在这个猴年里,美国总统竞选吸引了无数中国人的眼球,而主角非唐纳德·特朗普莫属。究竟什么是民主的本质?到底谁当选美国总统对中国有利?通常意义上的专家们这次都找不到北了,没法向中国公众解释。

几十年来,中国存在着两套相互平行、却不可调和的叙事,左右着人们对于美国政治的理解。保守派呈现给公众的是纸牌屋版本的美国民主:西方民主是虚假的,民意受到金钱和特殊利益的操纵,体制被滥用于牟取私利。相反,自由派注重宣传的是民主女神版本: 美国人民能够通过选举政治领袖决定国家命运,与国内一党统治有云泥之别,这种多党选举制才应是中国政治发展的方向。

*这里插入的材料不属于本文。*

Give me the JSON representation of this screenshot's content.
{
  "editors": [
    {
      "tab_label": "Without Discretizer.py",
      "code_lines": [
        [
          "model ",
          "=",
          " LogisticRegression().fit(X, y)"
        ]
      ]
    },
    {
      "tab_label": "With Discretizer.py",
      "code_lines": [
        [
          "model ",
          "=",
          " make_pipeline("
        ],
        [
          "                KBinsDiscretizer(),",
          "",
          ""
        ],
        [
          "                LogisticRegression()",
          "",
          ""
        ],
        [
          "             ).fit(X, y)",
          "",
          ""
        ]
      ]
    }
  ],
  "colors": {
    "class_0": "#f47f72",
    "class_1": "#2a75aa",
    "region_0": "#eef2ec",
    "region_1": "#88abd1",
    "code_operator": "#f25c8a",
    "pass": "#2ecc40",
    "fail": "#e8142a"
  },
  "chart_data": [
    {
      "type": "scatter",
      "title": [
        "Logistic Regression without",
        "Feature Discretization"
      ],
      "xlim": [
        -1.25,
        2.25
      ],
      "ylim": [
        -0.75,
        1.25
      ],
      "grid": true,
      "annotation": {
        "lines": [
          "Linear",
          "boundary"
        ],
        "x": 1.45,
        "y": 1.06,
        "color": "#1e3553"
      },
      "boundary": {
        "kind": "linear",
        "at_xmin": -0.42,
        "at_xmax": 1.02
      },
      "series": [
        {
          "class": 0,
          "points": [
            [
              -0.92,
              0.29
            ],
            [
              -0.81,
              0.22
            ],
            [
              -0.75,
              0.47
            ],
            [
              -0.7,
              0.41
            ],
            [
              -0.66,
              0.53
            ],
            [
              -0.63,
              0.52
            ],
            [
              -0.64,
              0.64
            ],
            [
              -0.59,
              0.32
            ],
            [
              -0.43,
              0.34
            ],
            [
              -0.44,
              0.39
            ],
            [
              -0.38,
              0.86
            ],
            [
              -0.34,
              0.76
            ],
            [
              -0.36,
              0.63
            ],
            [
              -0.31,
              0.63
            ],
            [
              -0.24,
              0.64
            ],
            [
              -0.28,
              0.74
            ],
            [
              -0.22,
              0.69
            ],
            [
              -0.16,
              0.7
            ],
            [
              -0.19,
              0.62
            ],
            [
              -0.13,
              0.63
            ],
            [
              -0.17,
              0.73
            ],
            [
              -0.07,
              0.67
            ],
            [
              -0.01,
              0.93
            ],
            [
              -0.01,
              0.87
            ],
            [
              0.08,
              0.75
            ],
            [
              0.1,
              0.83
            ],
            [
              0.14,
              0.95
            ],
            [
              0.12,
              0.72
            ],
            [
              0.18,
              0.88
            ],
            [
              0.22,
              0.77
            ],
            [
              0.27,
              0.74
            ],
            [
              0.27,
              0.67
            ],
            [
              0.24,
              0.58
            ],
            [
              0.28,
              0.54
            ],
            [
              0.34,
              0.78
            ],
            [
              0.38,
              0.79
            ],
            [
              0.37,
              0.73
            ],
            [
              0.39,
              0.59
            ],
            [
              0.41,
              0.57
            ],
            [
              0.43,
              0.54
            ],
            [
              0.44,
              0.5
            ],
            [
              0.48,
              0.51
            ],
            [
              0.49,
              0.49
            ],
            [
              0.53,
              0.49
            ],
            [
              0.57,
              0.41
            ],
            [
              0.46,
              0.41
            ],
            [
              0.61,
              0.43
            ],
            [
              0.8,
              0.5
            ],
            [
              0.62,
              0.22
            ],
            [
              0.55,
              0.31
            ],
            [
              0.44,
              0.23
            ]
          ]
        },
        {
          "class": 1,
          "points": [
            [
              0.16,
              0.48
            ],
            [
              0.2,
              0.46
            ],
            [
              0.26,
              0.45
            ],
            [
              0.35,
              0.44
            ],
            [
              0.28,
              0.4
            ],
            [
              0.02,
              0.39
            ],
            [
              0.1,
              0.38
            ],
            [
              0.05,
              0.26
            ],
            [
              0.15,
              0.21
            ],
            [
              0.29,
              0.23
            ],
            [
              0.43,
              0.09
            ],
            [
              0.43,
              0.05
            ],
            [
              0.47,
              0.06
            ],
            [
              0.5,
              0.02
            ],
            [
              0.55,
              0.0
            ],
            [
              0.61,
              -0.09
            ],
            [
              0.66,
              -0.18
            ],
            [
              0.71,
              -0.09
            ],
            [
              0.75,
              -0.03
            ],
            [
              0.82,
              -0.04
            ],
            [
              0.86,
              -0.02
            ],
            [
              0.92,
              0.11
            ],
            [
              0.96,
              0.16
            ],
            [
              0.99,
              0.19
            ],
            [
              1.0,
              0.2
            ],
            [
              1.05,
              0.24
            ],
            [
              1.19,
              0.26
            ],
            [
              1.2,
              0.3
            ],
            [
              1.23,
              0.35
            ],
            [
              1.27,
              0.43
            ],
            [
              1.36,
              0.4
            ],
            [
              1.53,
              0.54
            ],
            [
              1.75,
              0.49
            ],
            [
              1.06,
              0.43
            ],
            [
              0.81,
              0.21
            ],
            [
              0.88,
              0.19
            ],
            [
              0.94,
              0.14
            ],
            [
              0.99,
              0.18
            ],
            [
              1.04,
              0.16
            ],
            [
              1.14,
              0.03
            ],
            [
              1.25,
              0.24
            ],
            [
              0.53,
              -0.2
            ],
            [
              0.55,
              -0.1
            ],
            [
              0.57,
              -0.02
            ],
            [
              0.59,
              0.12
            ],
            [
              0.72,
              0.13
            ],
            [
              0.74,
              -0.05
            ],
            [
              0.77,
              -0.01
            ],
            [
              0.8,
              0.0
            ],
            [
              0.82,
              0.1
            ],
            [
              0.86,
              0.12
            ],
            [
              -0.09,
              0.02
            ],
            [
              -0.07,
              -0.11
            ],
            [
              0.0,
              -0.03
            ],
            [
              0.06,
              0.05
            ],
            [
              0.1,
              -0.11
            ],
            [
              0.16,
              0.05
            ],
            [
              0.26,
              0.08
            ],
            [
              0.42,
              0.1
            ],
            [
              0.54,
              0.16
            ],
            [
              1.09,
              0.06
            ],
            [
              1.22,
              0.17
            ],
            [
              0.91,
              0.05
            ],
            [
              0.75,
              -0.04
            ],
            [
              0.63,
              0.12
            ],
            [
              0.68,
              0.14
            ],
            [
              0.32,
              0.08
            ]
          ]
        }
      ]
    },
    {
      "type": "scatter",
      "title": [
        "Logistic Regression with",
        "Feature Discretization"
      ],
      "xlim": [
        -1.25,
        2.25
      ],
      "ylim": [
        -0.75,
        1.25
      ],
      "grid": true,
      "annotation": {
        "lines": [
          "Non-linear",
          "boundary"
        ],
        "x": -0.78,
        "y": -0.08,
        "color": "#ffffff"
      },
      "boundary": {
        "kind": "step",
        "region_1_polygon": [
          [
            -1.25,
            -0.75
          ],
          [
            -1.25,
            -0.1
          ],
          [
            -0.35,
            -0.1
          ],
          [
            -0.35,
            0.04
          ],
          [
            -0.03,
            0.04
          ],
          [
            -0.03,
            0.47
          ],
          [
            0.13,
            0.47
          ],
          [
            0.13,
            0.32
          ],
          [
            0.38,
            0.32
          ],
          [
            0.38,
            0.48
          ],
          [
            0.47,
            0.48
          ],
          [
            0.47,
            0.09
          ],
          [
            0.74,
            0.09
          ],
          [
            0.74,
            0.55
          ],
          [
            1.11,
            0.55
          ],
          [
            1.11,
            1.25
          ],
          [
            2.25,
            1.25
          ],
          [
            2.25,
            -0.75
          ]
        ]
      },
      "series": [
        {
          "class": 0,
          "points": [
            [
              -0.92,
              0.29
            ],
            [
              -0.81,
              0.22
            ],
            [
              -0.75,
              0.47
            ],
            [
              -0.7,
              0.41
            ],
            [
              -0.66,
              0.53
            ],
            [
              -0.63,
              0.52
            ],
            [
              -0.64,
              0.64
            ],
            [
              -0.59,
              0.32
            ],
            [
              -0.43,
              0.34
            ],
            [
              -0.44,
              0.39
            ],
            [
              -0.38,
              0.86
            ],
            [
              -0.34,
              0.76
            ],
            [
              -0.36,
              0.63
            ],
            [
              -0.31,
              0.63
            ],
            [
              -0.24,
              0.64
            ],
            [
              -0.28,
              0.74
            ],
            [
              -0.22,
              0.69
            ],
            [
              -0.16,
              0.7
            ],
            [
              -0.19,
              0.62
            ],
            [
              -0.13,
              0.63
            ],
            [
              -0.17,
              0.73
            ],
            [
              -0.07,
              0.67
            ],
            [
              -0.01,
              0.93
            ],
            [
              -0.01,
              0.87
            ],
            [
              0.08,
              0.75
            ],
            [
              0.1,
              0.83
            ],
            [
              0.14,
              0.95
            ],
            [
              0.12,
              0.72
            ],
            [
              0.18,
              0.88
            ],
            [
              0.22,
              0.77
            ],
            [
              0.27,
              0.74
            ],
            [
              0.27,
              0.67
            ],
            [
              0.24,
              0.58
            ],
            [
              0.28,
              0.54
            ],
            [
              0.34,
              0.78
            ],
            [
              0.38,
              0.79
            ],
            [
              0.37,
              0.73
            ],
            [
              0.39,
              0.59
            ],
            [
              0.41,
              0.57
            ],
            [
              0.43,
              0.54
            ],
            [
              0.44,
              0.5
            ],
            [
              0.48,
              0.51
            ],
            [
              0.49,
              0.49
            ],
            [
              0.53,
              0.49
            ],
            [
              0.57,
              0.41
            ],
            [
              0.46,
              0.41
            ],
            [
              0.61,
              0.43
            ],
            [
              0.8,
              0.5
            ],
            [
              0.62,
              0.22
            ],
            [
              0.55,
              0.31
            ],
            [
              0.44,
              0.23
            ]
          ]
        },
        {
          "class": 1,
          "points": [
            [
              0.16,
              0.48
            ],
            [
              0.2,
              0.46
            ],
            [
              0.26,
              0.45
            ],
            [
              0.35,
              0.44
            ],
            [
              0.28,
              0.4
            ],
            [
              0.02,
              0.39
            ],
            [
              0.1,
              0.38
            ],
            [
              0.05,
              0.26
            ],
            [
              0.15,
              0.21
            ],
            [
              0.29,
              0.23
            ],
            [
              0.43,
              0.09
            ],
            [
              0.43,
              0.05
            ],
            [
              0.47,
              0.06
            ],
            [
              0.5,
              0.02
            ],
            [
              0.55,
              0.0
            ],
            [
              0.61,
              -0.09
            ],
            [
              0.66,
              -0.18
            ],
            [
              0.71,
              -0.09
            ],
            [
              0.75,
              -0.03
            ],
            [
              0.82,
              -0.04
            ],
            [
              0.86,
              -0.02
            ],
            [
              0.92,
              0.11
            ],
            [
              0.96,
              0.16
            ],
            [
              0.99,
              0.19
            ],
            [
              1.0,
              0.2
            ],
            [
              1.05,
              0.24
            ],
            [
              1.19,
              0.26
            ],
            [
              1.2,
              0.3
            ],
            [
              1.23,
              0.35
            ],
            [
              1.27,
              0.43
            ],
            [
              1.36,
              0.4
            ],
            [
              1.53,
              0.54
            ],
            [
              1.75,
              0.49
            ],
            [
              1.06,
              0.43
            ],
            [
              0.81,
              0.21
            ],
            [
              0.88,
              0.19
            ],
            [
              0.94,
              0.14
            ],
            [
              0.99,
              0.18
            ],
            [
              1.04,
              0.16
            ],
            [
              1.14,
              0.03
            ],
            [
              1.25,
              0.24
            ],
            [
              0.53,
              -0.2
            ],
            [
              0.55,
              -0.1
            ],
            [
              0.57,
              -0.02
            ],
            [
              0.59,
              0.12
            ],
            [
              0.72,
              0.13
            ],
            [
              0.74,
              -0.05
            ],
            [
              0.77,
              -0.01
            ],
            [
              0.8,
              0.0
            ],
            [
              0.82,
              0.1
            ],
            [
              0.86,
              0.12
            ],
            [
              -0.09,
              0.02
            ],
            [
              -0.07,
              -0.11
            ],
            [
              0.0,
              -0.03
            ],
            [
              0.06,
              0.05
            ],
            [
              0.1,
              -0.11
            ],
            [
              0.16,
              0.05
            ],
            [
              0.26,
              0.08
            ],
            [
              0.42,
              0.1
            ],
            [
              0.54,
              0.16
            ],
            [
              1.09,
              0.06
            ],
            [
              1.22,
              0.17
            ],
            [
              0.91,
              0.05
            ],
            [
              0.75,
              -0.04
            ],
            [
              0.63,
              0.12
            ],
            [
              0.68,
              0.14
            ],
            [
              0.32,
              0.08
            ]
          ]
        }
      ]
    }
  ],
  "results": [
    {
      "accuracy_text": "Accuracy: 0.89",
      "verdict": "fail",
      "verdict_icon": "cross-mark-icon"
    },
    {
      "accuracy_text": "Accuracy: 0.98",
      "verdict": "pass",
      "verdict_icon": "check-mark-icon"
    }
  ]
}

既然美国是当前时代的民主旗手,那么以上两种关于美国政治的对立观点,自然在极大程度上影响着中国人对民主体制、乃至本国政治前景的看法。然而在面对美国房地产大亨特朗普时,中国人不得不重新评估他们对美国政治制度的认识。更重要的是,特朗普现象可能颠覆中国人对民主的普遍看法——其程度取决于美国大选的结果,及其带来的长期影响。

4月19日,纽约州初选,特朗普站在投票箱前

在地缘政治领域,专家们的观点也高度分化。特朗普以好战的言辞抨击外国对手,中国与日本、墨西哥都成了他的靶子,这似乎必然惹恼中国的鹰派。然而,他不加掩饰地赞叹中国取得的成就;在外交上主张减少对外干预,这使局面变得复杂和难以判断。

那些贬损美国民主的人这次看呆了,特朗普的崛起好似象征着财力雄厚的共和党精英在普通美国人的包围下,陷入了四面楚歌的境地。虽然特朗普自己就是富豪,但这并不矛盾:他以局外人的角色杀入战局,被看作是对美国政治体制的反抗。他的政策立场迎合的是美国工薪阶层的利益;而且迄今为止,他花在竞选上的钱,只相当于其他候选人的一小部分。在某种程度上,伯尼·桑德斯出人意料的强势,反映出民主党阵营也出现了类似现象。

这种现象与中国保守派的说教相左:因为如此看来,美国“人民”最终或许还是能够决定国家命运的。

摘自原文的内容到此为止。